Après une baisse constante, les contaminations pourraient également augmenter dans les prochains semaines, pour deux raisons. Notamment à cause de la nouvelle stratégie de testing, qui entrera en vigueur le lundi 23 novembre. À partir de cette date, les personnes asymptomatiques pourront à nouveau se faire tester au septième jour après leur retour de zone rouge ou après leur dernier contact à haut risque avec une personne positive. Cela pourrait « faire gonfler de 10% » les chiffres relatifs aux contaminations, a souligné mercredi Yves Van Laethem.

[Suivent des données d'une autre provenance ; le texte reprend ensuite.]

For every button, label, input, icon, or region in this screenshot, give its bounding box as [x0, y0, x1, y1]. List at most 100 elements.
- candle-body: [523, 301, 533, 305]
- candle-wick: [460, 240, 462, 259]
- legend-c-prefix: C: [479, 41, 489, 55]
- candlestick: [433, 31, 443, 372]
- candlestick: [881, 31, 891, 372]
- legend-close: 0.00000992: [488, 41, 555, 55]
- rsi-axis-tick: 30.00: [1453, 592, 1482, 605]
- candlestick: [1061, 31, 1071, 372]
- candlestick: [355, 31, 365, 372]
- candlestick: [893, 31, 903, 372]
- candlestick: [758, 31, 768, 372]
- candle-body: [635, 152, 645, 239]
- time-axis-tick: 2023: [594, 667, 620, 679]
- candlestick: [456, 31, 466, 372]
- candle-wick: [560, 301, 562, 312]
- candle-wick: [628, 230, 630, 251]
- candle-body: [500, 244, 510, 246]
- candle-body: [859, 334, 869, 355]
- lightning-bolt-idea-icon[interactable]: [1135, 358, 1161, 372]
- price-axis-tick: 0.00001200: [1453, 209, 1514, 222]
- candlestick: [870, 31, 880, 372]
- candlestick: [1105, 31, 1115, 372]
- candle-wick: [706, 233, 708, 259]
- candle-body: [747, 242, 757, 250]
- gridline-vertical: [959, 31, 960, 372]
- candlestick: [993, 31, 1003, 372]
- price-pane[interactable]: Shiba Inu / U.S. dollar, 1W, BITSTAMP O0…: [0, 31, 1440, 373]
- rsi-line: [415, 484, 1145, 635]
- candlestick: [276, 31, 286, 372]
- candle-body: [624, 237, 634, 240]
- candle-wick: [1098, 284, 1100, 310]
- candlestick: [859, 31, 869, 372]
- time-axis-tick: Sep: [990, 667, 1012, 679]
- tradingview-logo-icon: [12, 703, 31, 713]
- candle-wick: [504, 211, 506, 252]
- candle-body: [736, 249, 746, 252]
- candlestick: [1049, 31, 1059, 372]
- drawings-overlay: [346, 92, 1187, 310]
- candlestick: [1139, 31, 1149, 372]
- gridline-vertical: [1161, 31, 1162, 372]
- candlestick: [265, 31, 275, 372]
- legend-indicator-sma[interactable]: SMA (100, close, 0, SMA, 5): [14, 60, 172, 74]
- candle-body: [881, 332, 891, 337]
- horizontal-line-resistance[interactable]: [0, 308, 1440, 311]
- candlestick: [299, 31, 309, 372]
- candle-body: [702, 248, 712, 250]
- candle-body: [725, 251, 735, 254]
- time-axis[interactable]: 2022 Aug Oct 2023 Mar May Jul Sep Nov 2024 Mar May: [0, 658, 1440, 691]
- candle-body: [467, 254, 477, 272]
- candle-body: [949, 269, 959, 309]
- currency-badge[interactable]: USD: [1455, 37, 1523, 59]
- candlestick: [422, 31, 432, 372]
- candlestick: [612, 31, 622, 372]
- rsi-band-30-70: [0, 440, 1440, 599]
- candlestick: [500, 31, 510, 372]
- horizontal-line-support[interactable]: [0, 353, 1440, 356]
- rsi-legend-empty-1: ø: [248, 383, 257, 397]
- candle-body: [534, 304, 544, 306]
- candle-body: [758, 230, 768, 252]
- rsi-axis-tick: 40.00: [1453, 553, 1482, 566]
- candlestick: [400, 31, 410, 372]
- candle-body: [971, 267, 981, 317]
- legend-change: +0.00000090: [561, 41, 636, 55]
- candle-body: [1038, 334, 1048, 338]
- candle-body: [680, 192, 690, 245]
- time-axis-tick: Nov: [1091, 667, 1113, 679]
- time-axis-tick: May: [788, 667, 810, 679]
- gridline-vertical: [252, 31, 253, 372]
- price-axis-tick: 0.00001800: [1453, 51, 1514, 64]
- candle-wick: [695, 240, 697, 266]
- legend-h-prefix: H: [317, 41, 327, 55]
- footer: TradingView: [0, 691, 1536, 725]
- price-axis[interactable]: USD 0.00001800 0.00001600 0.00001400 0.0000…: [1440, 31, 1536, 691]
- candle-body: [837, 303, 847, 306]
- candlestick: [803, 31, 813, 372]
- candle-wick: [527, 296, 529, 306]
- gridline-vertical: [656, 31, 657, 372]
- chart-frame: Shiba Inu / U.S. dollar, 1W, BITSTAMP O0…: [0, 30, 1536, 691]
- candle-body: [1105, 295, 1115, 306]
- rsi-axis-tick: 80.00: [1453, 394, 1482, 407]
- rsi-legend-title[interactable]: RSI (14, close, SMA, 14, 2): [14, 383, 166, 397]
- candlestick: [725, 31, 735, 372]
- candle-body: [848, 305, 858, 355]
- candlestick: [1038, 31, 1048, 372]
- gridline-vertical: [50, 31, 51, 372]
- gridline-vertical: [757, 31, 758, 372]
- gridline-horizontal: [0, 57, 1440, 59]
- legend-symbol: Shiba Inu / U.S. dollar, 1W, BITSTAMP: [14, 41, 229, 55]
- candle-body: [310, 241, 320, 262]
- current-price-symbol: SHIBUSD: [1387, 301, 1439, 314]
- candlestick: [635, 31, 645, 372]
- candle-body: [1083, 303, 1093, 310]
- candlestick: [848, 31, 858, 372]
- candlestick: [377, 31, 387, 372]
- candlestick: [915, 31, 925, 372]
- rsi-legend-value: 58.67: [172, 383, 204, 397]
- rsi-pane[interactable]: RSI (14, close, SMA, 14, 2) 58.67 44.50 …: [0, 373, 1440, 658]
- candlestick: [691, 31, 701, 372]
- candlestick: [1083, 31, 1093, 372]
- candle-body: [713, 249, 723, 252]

Autre point qui pourrait provoquer une augmentation des contaminations: l'impact de la réouverture des écoles. On aura une réponse dans moins de dix jours, a rappelé le porte-parole interfédéral sur le plateau de RTL-TVi. Pour l'infectiologue, refermer les écoles sera difficile, « sauf si la hausse devait être importante. On verra s’il n’y a pas d’autres mesures à prendre avant de fermer complètement les écoles, ce qui serait handicapant. »

Pas d'allégement à l'horizon

La situation sanitaire s'améliore en Belgique, mais il est encore « beaucoup trop tôt » pour envisager un éventuel déconfinement, a estimé Erika Vlieghe, infectiologue à l’université d’Anvers, sur le plateau de la RTBF mercredi. « Il va falloir éviter les effets yo-yo dramatiques pour le secteur des soins et tout ce que cela occasionne comme perturbations sociétales », a prévenu l'épidémiologiste de l'ULB Marius Gilbert, redoutant un relâchement à l'approche des fêtes de fin d'année.

« L'impact positif des mesures prises est loin d'être suffisant. Il faudra continuer nos efforts, même s'ils sont douloureux », a averti de son côté le ministre de la Santé. « Il sera probablement très difficile d'alléger les mesures rapidement. » Difficile donc de savoir ce qui sera permis ou non pour Noël. Les mesures actuelles - dont le fait qu'un seul contact rapproché soit autorisé par membre d’un foyer - sont, elles, d'application jusqu'au 13 décembre, au moins.